Saturday, March 4, 2017

David Brooks and Ross Douthat, NY Times Conservatives – Still Crazy After All These Years

And Reaching New Levels of Incoherency

You gotta give the NYT credit for trying to present different points of view.  The paper has given over part of its OP/Ed pages to conservatives.  But year after year, conservative after conservative the effort fails because there don’t appear to be any conservatives who purport sanity.  Here is one of the blithering buffoons, David Brooks from a recent opining.

In a press conference, Cotton offered a rationale for his bill. “There’s no denying this generation-long surge in low-skilled immigration has hurt blue-collar wages,” he said. If we can reduce the number of low-skill immigrants coming into the country, that will reduce the pool of labor, put upward pressure on wages and bring more Americans back into the labor force.
It seems like a plausible argument.
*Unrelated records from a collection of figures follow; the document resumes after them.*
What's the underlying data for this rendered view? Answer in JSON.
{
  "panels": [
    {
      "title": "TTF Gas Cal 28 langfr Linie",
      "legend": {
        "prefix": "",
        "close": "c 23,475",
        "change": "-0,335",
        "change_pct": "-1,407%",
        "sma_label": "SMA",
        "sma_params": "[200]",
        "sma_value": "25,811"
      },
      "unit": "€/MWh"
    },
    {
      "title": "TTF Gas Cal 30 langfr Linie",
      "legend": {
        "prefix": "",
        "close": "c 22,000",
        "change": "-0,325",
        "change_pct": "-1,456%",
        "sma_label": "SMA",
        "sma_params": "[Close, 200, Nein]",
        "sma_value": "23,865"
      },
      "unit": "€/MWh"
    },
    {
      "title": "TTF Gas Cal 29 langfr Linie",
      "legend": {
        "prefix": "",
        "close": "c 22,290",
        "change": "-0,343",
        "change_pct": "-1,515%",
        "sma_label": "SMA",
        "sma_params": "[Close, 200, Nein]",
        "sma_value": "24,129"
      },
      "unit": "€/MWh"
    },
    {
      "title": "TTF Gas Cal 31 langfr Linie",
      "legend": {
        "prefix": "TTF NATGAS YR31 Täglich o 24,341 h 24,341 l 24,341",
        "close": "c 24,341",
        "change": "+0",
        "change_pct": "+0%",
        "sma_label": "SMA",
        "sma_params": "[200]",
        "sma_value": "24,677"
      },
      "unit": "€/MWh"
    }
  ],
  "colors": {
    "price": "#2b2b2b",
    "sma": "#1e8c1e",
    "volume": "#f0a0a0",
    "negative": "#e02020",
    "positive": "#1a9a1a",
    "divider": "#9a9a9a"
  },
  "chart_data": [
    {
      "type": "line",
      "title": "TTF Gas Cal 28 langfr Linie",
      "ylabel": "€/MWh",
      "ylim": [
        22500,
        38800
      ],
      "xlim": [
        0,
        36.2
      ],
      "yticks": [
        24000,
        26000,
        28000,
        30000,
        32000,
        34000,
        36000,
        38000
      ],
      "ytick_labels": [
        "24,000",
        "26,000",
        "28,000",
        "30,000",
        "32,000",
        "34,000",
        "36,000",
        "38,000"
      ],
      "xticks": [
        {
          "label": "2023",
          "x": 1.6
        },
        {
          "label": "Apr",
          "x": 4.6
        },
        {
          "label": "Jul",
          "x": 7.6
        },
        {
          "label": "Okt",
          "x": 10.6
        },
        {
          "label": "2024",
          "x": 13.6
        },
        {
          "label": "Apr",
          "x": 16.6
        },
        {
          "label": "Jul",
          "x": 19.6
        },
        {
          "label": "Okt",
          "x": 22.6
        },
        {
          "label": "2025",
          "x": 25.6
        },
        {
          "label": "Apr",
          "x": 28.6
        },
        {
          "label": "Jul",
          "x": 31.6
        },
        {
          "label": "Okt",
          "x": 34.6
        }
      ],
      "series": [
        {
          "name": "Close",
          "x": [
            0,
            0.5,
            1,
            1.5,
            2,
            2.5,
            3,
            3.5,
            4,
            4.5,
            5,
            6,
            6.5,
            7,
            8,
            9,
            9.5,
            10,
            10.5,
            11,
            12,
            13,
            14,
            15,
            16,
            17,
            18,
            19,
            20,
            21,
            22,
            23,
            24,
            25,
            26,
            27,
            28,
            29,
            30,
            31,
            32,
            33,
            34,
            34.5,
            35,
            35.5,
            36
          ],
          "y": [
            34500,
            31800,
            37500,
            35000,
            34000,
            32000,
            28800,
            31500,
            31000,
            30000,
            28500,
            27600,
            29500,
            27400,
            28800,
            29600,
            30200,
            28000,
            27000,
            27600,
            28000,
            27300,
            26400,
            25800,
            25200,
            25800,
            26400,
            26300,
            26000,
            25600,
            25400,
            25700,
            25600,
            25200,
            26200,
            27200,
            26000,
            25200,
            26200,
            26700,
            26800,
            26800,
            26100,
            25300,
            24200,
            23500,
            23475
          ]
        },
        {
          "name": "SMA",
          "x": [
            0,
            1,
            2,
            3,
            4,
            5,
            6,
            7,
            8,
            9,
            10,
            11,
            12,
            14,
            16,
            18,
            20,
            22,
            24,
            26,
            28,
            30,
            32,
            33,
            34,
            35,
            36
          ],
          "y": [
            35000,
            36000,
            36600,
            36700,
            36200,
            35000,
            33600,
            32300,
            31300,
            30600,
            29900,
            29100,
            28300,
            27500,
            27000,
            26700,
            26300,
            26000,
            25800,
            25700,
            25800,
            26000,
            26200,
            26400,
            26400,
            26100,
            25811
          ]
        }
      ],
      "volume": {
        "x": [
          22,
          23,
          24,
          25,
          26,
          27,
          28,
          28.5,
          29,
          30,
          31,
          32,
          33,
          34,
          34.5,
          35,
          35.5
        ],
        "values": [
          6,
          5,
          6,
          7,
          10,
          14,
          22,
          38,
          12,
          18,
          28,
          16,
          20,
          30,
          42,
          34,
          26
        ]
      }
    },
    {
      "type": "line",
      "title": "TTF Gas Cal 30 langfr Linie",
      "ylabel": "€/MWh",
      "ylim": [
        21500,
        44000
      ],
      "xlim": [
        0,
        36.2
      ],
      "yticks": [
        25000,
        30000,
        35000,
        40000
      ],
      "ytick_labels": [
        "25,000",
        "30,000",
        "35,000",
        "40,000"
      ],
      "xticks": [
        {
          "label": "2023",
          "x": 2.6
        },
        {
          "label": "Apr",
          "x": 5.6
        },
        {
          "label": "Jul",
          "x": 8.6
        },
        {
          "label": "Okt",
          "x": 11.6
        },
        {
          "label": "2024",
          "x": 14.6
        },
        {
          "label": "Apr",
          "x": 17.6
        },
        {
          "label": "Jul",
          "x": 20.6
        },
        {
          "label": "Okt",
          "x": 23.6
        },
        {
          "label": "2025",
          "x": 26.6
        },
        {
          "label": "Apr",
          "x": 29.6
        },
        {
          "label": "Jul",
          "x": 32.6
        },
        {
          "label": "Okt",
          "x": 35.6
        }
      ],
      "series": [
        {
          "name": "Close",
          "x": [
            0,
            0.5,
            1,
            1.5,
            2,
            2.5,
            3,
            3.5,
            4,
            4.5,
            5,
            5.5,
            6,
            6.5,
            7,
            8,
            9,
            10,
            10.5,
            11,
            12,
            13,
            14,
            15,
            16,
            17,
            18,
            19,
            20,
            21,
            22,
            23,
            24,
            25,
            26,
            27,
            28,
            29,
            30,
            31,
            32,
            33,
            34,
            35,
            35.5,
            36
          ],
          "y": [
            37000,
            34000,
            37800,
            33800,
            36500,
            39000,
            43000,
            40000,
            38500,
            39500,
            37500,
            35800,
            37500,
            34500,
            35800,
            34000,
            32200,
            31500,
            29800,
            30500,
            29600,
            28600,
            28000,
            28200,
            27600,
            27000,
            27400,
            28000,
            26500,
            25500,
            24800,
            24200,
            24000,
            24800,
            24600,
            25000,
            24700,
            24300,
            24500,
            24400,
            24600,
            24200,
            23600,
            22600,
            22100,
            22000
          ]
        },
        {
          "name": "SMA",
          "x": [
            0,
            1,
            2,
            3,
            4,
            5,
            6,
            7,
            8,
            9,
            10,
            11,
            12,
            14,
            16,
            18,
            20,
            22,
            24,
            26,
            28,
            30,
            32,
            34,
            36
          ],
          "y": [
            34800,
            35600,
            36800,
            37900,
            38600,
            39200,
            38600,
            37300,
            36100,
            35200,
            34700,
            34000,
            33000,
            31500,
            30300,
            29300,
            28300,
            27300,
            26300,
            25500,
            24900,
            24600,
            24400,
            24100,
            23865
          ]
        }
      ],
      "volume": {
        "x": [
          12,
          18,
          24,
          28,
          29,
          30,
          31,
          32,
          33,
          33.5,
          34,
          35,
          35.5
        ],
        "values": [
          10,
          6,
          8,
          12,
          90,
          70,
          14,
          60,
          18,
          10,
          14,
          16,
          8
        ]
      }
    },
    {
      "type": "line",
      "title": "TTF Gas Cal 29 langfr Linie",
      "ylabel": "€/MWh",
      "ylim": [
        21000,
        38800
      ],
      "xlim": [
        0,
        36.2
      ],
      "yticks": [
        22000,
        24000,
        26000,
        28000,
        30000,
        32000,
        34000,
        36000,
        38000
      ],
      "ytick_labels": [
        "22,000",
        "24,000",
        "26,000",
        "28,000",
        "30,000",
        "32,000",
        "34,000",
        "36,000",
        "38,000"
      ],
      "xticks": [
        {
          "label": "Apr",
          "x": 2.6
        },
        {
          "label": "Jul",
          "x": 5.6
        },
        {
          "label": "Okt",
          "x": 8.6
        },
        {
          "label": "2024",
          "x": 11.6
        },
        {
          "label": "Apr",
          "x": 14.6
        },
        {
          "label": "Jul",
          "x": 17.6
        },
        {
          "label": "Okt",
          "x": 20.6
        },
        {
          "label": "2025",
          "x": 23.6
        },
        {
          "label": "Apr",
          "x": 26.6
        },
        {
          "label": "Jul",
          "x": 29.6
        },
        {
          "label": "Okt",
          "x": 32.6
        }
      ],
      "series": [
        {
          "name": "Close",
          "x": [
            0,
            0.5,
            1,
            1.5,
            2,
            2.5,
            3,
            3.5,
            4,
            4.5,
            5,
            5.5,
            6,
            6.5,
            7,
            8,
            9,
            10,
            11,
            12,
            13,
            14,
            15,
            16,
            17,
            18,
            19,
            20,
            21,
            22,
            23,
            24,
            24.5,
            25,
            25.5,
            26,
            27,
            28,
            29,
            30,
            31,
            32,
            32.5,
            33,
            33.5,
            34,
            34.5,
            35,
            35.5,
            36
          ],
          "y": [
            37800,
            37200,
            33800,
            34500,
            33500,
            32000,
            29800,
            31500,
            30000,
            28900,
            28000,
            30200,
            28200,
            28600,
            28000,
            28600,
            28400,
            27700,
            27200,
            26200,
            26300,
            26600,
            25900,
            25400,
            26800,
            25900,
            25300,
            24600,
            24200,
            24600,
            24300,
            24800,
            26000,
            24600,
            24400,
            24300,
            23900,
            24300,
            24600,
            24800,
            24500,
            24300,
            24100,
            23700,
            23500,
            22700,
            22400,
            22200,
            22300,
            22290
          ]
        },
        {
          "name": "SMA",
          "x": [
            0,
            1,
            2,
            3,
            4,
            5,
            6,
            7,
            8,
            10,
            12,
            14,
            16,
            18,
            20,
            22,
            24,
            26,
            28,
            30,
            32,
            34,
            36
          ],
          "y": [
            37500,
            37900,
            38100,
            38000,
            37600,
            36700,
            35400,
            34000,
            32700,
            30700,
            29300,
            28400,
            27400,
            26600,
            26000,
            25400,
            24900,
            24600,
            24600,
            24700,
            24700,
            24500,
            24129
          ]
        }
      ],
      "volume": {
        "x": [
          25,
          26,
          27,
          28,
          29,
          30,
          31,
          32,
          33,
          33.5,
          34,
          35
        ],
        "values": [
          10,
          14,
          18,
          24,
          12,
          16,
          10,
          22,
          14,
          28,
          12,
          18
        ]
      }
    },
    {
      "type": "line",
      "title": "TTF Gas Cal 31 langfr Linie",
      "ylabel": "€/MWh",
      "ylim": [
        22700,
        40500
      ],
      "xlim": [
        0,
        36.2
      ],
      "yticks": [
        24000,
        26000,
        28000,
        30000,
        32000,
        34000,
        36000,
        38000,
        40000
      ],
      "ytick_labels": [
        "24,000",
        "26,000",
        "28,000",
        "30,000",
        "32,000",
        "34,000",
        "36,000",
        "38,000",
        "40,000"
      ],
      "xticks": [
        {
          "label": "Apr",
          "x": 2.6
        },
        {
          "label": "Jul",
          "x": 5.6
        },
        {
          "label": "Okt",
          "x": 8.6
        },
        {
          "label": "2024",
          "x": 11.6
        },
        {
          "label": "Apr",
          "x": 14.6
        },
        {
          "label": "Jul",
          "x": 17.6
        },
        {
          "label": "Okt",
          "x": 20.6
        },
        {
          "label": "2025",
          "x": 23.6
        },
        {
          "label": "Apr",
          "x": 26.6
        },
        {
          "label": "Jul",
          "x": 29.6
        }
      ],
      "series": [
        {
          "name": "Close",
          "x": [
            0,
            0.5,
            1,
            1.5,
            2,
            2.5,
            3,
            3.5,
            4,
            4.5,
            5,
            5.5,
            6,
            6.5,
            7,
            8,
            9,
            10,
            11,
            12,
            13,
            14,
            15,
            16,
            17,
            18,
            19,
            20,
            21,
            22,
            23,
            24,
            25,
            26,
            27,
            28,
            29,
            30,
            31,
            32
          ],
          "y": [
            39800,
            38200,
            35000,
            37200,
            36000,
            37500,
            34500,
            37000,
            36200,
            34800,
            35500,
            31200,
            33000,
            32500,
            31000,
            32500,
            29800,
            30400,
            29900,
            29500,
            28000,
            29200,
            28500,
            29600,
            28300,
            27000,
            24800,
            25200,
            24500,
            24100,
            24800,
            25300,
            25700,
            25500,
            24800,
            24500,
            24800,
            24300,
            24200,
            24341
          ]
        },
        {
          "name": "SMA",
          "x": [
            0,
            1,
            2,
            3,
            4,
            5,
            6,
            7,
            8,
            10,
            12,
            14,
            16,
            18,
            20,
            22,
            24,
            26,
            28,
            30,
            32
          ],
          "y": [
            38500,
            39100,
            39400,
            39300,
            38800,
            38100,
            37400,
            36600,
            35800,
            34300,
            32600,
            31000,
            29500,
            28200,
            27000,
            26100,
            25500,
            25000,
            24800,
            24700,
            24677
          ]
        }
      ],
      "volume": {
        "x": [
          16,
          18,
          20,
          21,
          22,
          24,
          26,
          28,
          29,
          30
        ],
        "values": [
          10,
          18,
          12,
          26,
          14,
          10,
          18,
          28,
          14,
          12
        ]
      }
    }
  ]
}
That is, until you actually get out in the real world.
Cotton and Perdue’s position, which is now the mainstream Republican position, is based on the unconscious supposition that American society is like a lake, with a relatively fixed boundary. If you cut the supply of fish coming from outside, there will be more food for the ones born here.
The problem is that American society is actually more like a river. Sometimes the river is running high, with a lot of volume and flow, with lots of good stuff for everybody, and sometimes it’s running low.
Really, that is word for word.  Can’t say we have every heard of the American economy being like a lake full of hungry fish.  That is, if we understand what he is saying correctly, which is doubtful because he probably doesn’t understand what he is saying.

But the prize goes to Ross Douthat, who has decided he will pass on some half baked ideas as wisdom.

So as an experiment, I thought I’d write a few columns (an intermittent series, as events permit) floating genuinely radical visions of how policy makers might respond to our order’s slippage toward something worse than stagnation.

Okay, that sound intriguing, except for this.

These will not be ideas that I find entirely convincing, they will not be fully fleshed-out,

And to prove that point he goes on to propose this.

So an emergency response would set a more ambitious goal: a swift boost in work force participation and family formation, using a few sticks and a lot of very expensive carrots.
The carrots would include a large wage subsidy and a large per-child tax credit and a substantial corporate tax cut and an employer-side payroll tax holiday to encourage hiring. They would also include an infrastructure bill written to include a certain amount of make-work spending, and an increase in government hiring in traditionally-male fields — more military spending earmarked for recruitment, more federal cash for hiring cops.
The sticks would include cuts to disability and unemployment benefits and tighter Medicaid eligibility rules for the able-bodied — not as “pay fors,” but simply to make sustained worklessness less pleasant.
Well let’s see.  First of all we already have a large wage subsidy, the Earned Income Tax Credit.  Okay, good idea to raise it, but that’s nothing new.  And a larger per child tax credit?  Well the policy is to address men who aren’t working, and taking care of children is not the reason why.  More hiring for the police, gee an idea that Bill Clinton came up 25 years ago with and successfully implemented.  Tighter Medicaid eligibility for the able bodied?  Apparently Mr. Douthat has no idea how strict Medicaid already is.  And of course with ACA, staying out of the workforce to get health care is no longer an issue, but will be once his Republicans repeal ACA.

Cut unemployment benefits?  Well if Mr. Douthat thinks he could live on unemployment pay we welcome him to try.  We give him a week.

And here’s what to look forward from Mr. Douthat.

The scale of spending means this proposal gores more conservative oxen than liberal ones. But that’s only because I’m saving a related proposal to ban pornography and video games for a later installment in this series — which I promise will only grow more outlandish as it grows.


Seriously?  Now outlandish is fine but shouldn’t there be just a little thought behind what one writes for the Times.  Well getting a conservative with a little thought may be beyond even the capacity of the Times.